Context is important. It's not all one way or the other.
I mean…not allowing the Strixhaven book outside of a Strixhaven campaign would be seen as banning, but…if I’m not running a Strixhaven campaign, players should be under no illusion that those options are available (and even if I were, there’s no way in the nine hells I’d allow Silvery Barbs).
 

Sure, but you painted one view, simply for dropping down 1 species option, as limited and without vision.
No. I cited one example. Did you really need me to list every species?
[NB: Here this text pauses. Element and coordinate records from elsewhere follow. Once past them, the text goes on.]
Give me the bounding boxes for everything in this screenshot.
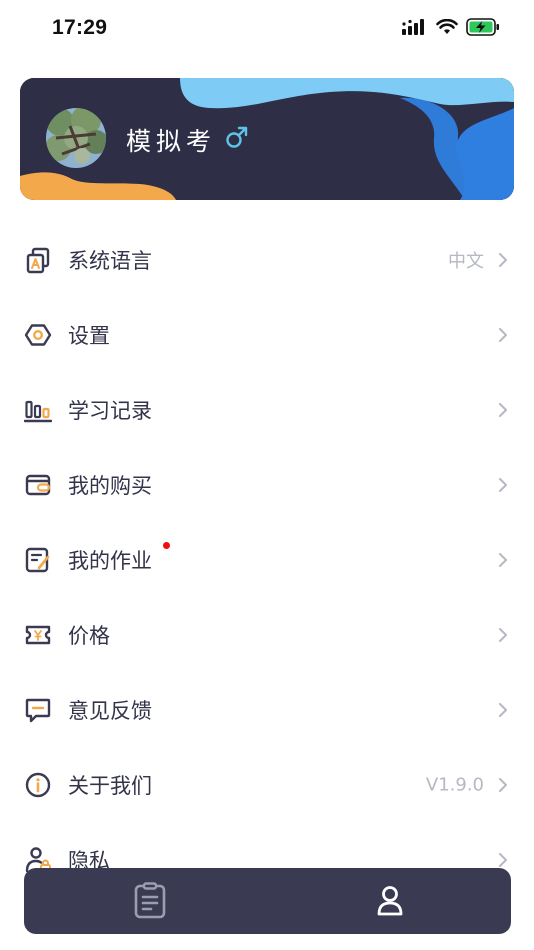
battery-charging-icon: [466, 18, 499, 36]
status-icons: [402, 18, 500, 36]
tab-profile[interactable]: [330, 868, 450, 934]
wallet-icon: [25, 474, 51, 495]
status-bar: 17:29: [0, 0, 534, 58]
chevron-right-icon: [499, 627, 507, 642]
bottom-tab-bar: [24, 868, 511, 934]
person-icon: [377, 886, 403, 916]
menu-item-system-language[interactable]: 系统语言 中文: [0, 222, 534, 297]
settings-icon: [24, 323, 52, 346]
tab-exam[interactable]: [90, 868, 210, 934]
app-version: V1.9.0: [425, 774, 484, 795]
avatar-tree-image: [46, 108, 106, 168]
profile-card[interactable]: 模拟考: [20, 78, 514, 200]
stats-icon: [24, 400, 52, 422]
menu-item-price[interactable]: 价格: [0, 597, 534, 672]
male-gender-icon: [226, 126, 248, 148]
menu-label: 系统语言: [68, 248, 152, 273]
chevron-right-icon: [499, 477, 507, 492]
menu-value: 中文: [448, 250, 484, 272]
menu-label: 我的购买: [68, 473, 152, 498]
settings-menu: 系统语言 中文 设置 学习记录 我的购买 我的作业 价格 意见反馈 关于我们 V…: [0, 222, 534, 897]
info-icon: [25, 772, 51, 797]
user-name: 模拟考: [126, 127, 217, 156]
cellular-signal-icon: [402, 19, 424, 35]
notification-badge: [163, 542, 170, 549]
chevron-right-icon: [499, 327, 507, 342]
menu-label: 设置: [68, 323, 110, 348]
menu-label: 我的作业: [68, 548, 152, 573]
menu-label: 关于我们: [68, 773, 152, 798]
menu-item-settings[interactable]: 设置: [0, 297, 534, 372]
chevron-right-icon: [499, 852, 507, 867]
wifi-icon: [436, 19, 458, 34]
feedback-icon: [25, 698, 51, 722]
chevron-right-icon: [499, 252, 507, 267]
price-ticket-icon: [25, 625, 51, 644]
status-time: 17:29: [52, 16, 108, 39]
language-icon: [26, 247, 50, 273]
chevron-right-icon: [499, 402, 507, 417]
chevron-right-icon: [499, 702, 507, 717]
menu-label: 学习记录: [68, 398, 152, 423]
menu-item-about-us[interactable]: 关于我们 V1.9.0: [0, 747, 534, 822]
homework-icon: [25, 547, 50, 572]
menu-item-my-purchases[interactable]: 我的购买: [0, 447, 534, 522]
menu-item-feedback[interactable]: 意见反馈: [0, 672, 534, 747]
clipboard-icon: [134, 882, 166, 919]
chevron-right-icon: [499, 552, 507, 567]
menu-label: 意见反馈: [68, 698, 152, 723]
menu-item-my-homework[interactable]: 我的作业: [0, 522, 534, 597]
menu-item-study-records[interactable]: 学习记录: [0, 372, 534, 447]
avatar[interactable]: [46, 108, 106, 168]
menu-label: 价格: [68, 623, 110, 648]
chevron-right-icon: [499, 777, 507, 792]
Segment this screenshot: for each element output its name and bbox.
My point was 1.) it's never just one species (or class or subclass or whatever); typical it's rather large list of bans and 2.) there are hundreds of optional species in 5e alone. If you cannot find 10 options out of the 40+ first party and countless 3pp species, you are telling me you are too is limited in your vision to probably be the kind of game I want.

And I find it irritating that I have a standard for the games I play in and that somehow you don't meet so you need to prove my standard is bad because of it.
 

I mean…not allowing the Strixhaven book outside of a Strixhaven campaign would be seen as banning, but…if I’m not running a Strixhaven campaign, players should be under no illusion that those options are available (and even if I were, there’s no way in the nine hells I’d allow Silvery Barbs).
I consider setting expansions books fair game for banning. I don't use Dark Gifts outside of Ravenloft, Dragonmarks outside of Eberron, and kender outside of Dragonlance. My walk proviso is for banning stuff in the PHB without a replacement for it.
 

No. I cited one example. Did you really need me to list every species?
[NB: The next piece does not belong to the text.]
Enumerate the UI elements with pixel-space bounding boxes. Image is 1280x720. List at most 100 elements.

No, I was going off your example of 1 for 1. For any removal, you personally require an addition.

If you cannot find 10 options out of the 40+ first party and countless 3pp species, you are telling me you are too is limited in your vision to probably be the kind of game I want.

Again, why is 10 somehow the requirement? If you lose 1 option, as the example I started from, like Dragonborn, and you still have 9 species, you have 12 classes, you have 4 subclasses, you have however many backgrounds...

And I find it irritating that I have a standard for the games I play in and that somehow you don't meet so you need to prove my standard is bad because of it.

I'm not saying your personal standard is bad, you are the one calling restrictions 'limited vision'.
 

No, I was going off your example of 1 for 1. For any removal, you personally require an addition.
Yes. That is my standard.
Again, why is 10 somehow the requirement? If you lose 1 option, as the example I started from, like Dragonborn, and you still have 9 species, you have 12 classes, you have 4 subclasses, you have however many backgrounds...
Ten is what is in the current PHB, but that number would really be whatever is in the PHB you are using. But I'll be frank; it's NEVER just one. It's (warning: hypothetical example) "no Dragonborn, Goliaths, Orcs or Planetouched, no world tree barbarians, warlocks or moon druids. Also, everything from Tashas is banned." Now how many choices do I have?

I'm not saying your personal standard is bad, you are the one calling restrictions 'limited vision'.
Let me ask you: how many species are playable in your current game? 10? 7? 4? 1? If the number is less than what is currently in the PHB of your choice, why can't you find even one new option out of the hundreds available to replace it with? I could create a world with 10 species and never touch the PHB. If you can't find 10 possible species that fit your world that are PC friendly, I do think your vision for your game is too narrow for me to have fun with. Because that narrow a world doesn't allow for discovery and is hemmed in on all sides by the DMs personal preferences and my character is an afterthought.
 

If you are the next Tolkien, you can restrict races to humans only for all I care...
So, here is the thing about this discourse that I find weird: in big literary Fantasy hits of recent years, they tend to be more restrictive than Tolkien was (the Stormlight Archives has RPG has two playable Species, the Mistborn RPG will have three, and Sanderson is hardly unusual in this). Outside of D&D stuff in particular, Fantasy tends to be just as Humanocentric as ever, with Tolkien being above par in terms multiple Species on hand.